After making aliyah, most of the life skills I'd acquired over 25 years of semi-competent existence were wiped out. I felt like a movie princess suddenly forced to live without her maids. How do I get an appointment with a doctor? Where
do I go to rent a movie?? What should a lease look like? How do I pay taxes? Where do I write the return address on a letter?? What do people eat for dinner? And what should I wear if it's 20 degrees outside?!
So one thing I had to learn was how Israelis mop floors. I have yet to see a Swiffer or sponge mop here, and I only saw a traditional mop with spaghetti strands when a Brit provided one as a theatre prop. Instead, we have these metal poles that grip towels between their plastic teeth and wide base.
They are easy to use, really, except that getting the towel to stay on confused me at first. I attempted to wad both ends underneath the clamp in a ploy to approximate a Swiffer, but all four corners wouldn't fit. Then I think I let the towel drag behind the base of the mop, towel wistfully tickling the floor as I dragged the foam-metal base, squealing, along my poor tiles.
The secret to using these mops is that you put the base down ON the towel, as you see in the picture above, and push the towel around with the pressure from the handle. (My husband's aunt, the most meticulous housekeeper ever, just slings towels on the end of the thing without clamping.
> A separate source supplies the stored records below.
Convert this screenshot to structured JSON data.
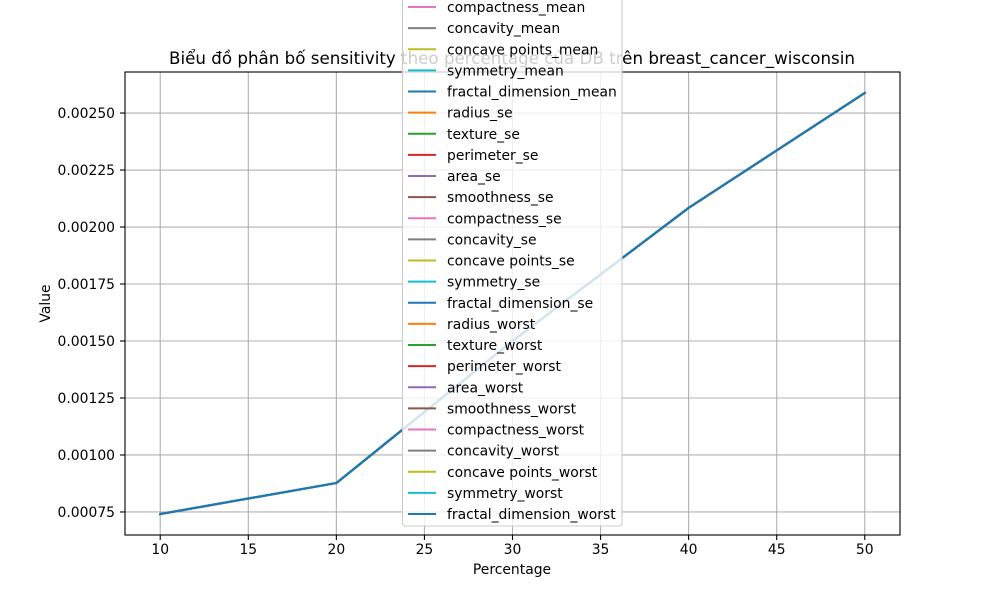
{
  "chart_data": {
    "type": "line",
    "title": "Biểu đồ phân bố sensitivity theo percentage của DB trên breast_cancer_wisconsin",
    "xlabel": "Percentage",
    "ylabel": "Value",
    "x": [
      10,
      20,
      30,
      40,
      50
    ],
    "xlim": [
      8,
      52
    ],
    "ylim": [
      0.000649,
      0.00268
    ],
    "xticks": [
      10,
      15,
      20,
      25,
      30,
      35,
      40,
      45,
      50
    ],
    "xtick_labels": [
      "10",
      "15",
      "20",
      "25",
      "30",
      "35",
      "40",
      "45",
      "50"
    ],
    "yticks": [
      0.00075,
      0.001,
      0.00125,
      0.0015,
      0.00175,
      0.002,
      0.00225,
      0.0025
    ],
    "ytick_labels": [
      "0.00075",
      "0.00100",
      "0.00125",
      "0.00150",
      "0.00175",
      "0.00200",
      "0.00225",
      "0.00250"
    ],
    "grid": true,
    "legend": "upper center",
    "series": [
      {
        "name": "compactness_mean",
        "color": "#e377c2",
        "values": [
          0.000741,
          0.000877,
          0.0015,
          0.002084,
          0.002588
        ]
      },
      {
        "name": "concavity_mean",
        "color": "#7f7f7f",
        "values": [
          0.000741,
          0.000877,
          0.0015,
          0.002084,
          0.002588
        ]
      },
      {
        "name": "concave points_mean",
        "color": "#bcbd22",
        "values": [
          0.000741,
          0.000877,
          0.0015,
          0.002084,
          0.002588
        ]
      },
      {
        "name": "symmetry_mean",
        "color": "#17becf",
        "values": [
          0.000741,
          0.000877,
          0.0015,
          0.002084,
          0.002588
        ]
      },
      {
        "name": "fractal_dimension_mean",
        "color": "#1f77b4",
        "values": [
          0.000741,
          0.000877,
          0.0015,
          0.002084,
          0.002588
        ]
      },
      {
        "name": "radius_se",
        "color": "#ff7f0e",
        "values": [
          0.000741,
          0.000877,
          0.0015,
          0.002084,
          0.002588
        ]
      },
      {
        "name": "texture_se",
        "color": "#2ca02c",
        "values": [
          0.000741,
          0.000877,
          0.0015,
          0.002084,
          0.002588
        ]
      },
      {
        "name": "perimeter_se",
        "color": "#d62728",
        "values": [
          0.000741,
          0.000877,
          0.0015,
          0.002084,
          0.002588
        ]
      },
      {
        "name": "area_se",
        "color": "#9467bd",
        "values": [
          0.000741,
          0.000877,
          0.0015,
          0.002084,
          0.002588
        ]
      },
      {
        "name": "smoothness_se",
        "color": "#8c564b",
        "values": [
          0.000741,
          0.000877,
          0.0015,
          0.002084,
          0.002588
        ]
      },
      {
        "name": "compactness_se",
        "color": "#e377c2",
        "values": [
          0.000741,
          0.000877,
          0.0015,
          0.002084,
          0.002588
        ]
      },
      {
        "name": "concavity_se",
        "color": "#7f7f7f",
        "values": [
          0.000741,
          0.000877,
          0.0015,
          0.002084,
          0.002588
        ]
      },
      {
        "name": "concave points_se",
        "color": "#bcbd22",
        "values": [
          0.000741,
          0.000877,
          0.0015,
          0.002084,
          0.002588
        ]
      },
      {
        "name": "symmetry_se",
        "color": "#17becf",
        "values": [
          0.000741,
          0.000877,
          0.0015,
          0.002084,
          0.002588
        ]
      },
      {
        "name": "fractal_dimension_se",
        "color": "#1f77b4",
        "values": [
          0.000741,
          0.000877,
          0.0015,
          0.002084,
          0.002588
        ]
      },
      {
        "name": "radius_worst",
        "color": "#ff7f0e",
        "values": [
          0.000741,
          0.000877,
          0.0015,
          0.002084,
          0.002588
        ]
      },
      {
        "name": "texture_worst",
        "color": "#2ca02c",
        "values": [
          0.000741,
          0.000877,
          0.0015,
          0.002084,
          0.002588
        ]
      },
      {
        "name": "perimeter_worst",
        "color": "#d62728",
        "values": [
          0.000741,
          0.000877,
          0.0015,
          0.002084,
          0.002588
        ]
      },
      {
        "name": "area_worst",
        "color": "#9467bd",
        "values": [
          0.000741,
          0.000877,
          0.0015,
          0.002084,
          0.002588
        ]
      },
      {
        "name": "smoothness_worst",
        "color": "#8c564b",
        "values": [
          0.000741,
          0.000877,
          0.0015,
          0.002084,
          0.002588
        ]
      },
      {
        "name": "compactness_worst",
        "color": "#e377c2",
        "values": [
          0.000741,
          0.000877,
          0.0015,
          0.002084,
          0.002588
        ]
      },
      {
        "name": "concavity_worst",
        "color": "#7f7f7f",
        "values": [
          0.000741,
          0.000877,
          0.0015,
          0.002084,
          0.002588
        ]
      },
      {
        "name": "concave points_worst",
        "color": "#bcbd22",
        "values": [
          0.000741,
          0.000877,
          0.0015,
          0.002084,
          0.002588
        ]
      },
      {
        "name": "symmetry_worst",
        "color": "#17becf",
        "values": [
          0.000741,
          0.000877,
          0.0015,
          0.002084,
          0.002588
        ]
      },
      {
        "name": "fractal_dimension_worst",
        "color": "#1f77b4",
        "values": [
          0.000741,
          0.000877,
          0.0015,
          0.002084,
          0.002588
        ]
      }
    ]
  }
}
This, I believe, is an advanced skill.)
My next challenge-- getting the mop wet. I tried to dip the whole head in a bucket with the towel on, but it was too wide. I needed to take the towel off before wringing it off into the bucket. Then I tried to wash the dirty towels in my washing machine, but these are special cheap floor-washing towels (which you buy as a pack in the supermarket), so they ended up beading off into bits of lint. My husband claims the towels are supposed to be disposable. I still wash them, but now I mostly just rinse and hang.
The thing is that I now like this system better than a Swiffer or a sponge mop. The towel is nice and large, so it cleans my floors quickly. The towels last longer than those disposable Swiffer papers, and by reusing them, I save money.
A lot of people panic about all these changes when they make aliyah and try to bring everything with them from America. My advice would be to suck it up, and stalk an Israeli to see how she gets through her life. Yes, you'll feel like an idiot for a little while-- you'll have to ask a lot of questions about things your mother taught you to do when you were eleven years old. But it's worth it, because now I feel like an Israeli when I mop the floor, and I'm not begging Swiffer papers off of every visitor who comes to see me from America.
Now don't ask me about how to be TRULY Israeli and use a squeegee to clean the floor. That one still scares me. (I think it stands on a higher plane of Israeli-ness.)
If anyone reading this made aliyah, what life skills did you have to learn?